Google recently released a video showcasing the capabilities of its artificial intelligence (AI) model, Gemini, garnering significant attention with over 2 million views on YouTube. However, upon closer inspection, it appears that the demo may not be as straightforward as it initially seemed.
Content Analysis and Clarifications
The video demonstrates Gemini’s remarkable real-time responses to spoken-word prompts and video stimuli. Google, in the video description, admitted to accelerating responses for demonstration purposes and later clarified in a blog post that the AI did not actually respond to voice or video inputs.

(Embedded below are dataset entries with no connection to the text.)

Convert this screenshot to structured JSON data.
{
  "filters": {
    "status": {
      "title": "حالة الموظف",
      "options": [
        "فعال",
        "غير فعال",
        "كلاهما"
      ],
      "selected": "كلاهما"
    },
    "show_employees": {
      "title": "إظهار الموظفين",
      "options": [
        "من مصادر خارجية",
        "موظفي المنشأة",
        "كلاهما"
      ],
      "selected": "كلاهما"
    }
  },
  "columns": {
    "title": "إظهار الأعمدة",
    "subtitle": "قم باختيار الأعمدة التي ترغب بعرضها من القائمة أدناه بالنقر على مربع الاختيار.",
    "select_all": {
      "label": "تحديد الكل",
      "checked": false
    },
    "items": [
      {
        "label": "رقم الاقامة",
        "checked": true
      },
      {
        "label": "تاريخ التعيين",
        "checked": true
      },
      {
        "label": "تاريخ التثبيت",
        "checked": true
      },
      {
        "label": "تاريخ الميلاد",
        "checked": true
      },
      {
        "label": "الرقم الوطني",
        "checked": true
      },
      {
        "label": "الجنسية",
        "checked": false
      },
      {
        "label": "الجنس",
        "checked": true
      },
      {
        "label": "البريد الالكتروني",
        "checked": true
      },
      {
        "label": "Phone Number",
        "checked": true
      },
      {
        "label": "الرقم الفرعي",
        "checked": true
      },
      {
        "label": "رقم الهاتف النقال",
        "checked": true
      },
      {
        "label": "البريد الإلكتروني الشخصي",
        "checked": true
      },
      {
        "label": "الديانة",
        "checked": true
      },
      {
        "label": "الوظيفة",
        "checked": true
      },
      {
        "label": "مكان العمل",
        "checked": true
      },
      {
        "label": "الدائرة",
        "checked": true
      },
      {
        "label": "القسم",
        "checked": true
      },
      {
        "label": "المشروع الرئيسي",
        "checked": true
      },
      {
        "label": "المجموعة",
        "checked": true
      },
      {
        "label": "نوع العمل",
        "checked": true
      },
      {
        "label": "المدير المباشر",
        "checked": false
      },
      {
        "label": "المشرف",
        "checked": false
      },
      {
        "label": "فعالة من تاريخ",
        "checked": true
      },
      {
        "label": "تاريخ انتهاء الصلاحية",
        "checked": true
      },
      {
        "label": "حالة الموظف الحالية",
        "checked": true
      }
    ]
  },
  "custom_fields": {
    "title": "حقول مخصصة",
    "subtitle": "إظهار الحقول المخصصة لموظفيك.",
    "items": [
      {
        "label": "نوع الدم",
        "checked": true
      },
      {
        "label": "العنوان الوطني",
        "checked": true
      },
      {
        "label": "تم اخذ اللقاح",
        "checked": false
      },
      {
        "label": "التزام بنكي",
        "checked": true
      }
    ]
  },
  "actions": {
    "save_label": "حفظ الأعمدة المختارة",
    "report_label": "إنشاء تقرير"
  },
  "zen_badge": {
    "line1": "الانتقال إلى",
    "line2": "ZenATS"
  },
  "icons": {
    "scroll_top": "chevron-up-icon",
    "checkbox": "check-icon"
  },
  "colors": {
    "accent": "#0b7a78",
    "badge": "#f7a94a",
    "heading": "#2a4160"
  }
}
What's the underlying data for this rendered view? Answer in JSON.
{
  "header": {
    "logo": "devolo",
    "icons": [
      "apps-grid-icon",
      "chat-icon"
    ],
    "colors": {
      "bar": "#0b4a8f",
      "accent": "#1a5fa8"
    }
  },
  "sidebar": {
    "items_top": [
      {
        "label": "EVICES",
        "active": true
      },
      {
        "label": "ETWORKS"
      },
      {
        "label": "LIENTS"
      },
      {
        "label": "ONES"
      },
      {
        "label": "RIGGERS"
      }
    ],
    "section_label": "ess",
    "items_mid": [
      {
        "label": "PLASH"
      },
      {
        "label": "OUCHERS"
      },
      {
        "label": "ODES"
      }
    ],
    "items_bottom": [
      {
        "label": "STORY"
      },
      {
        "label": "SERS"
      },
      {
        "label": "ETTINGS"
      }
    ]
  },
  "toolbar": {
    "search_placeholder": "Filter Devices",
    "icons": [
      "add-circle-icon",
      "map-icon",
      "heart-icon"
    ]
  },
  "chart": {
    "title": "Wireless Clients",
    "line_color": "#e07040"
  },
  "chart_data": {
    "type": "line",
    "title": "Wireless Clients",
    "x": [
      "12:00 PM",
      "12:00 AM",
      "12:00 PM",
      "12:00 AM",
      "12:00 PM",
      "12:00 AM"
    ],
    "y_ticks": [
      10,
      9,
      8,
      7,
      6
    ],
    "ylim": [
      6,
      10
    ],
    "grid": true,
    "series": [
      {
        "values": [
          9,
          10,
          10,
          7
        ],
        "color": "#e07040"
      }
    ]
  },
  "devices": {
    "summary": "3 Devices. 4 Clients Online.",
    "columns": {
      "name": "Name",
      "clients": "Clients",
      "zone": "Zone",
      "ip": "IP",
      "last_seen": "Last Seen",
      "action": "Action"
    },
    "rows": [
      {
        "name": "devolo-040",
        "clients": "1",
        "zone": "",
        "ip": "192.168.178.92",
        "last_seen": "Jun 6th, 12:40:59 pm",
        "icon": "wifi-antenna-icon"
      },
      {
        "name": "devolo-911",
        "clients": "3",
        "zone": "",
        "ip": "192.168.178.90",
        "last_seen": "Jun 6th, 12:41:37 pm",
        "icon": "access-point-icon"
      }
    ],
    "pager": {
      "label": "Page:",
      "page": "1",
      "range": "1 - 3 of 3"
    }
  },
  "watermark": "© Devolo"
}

Google acknowledged that the video was created by using still image frames from footage and prompting the AI through text. While the video claims to show real prompts and outputs from Gemini, it’s crucial to recognize that the AI’s capabilities were tested using a different approach.
Examples from the video, such as identifying objects and performing a magic trick, involved showing the AI a series of still images rather than responding to real-time video stimuli. Google explained that the prompts were generated by capturing footage and testing Gemini’s capabilities on various challenges.
Furthermore, a segment featuring the AI supposedly inventing a game called “Guess the Country” was not a spontaneous creation. Instead, the AI was given specific instructions through a text prompt, outlining the rules of the game and providing examples of correct and incorrect answers. This clarification emphasizes that the AI did not independently invent the game.
Comparison with OpenAI’s GPT-4
Despite the impressive capabilities displayed in the video, the use of still images and text-based prompts raises comparisons with OpenAI’s GPT-4. The similarity in capabilities suggests that Google’s Gemini may not significantly surpass its counterparts.
While Google’s Gemini AI exhibits commendable capabilities, transparency about the methods used in the demo is essential. The video, although showcasing the potential of AI, should be viewed with an understanding that certain elements were staged using still images and carefully crafted text prompts.
The competition between Google’s Gemini and OpenAI’s GPT-4 for AI supremacy is intensifying, with the former playing catch-up as OpenAI works on the next iteration of its AI, as revealed by former CEO Sam Altman. The question of which model is more advanced remains unanswered, but it’s clear that AI is rapidly evolving.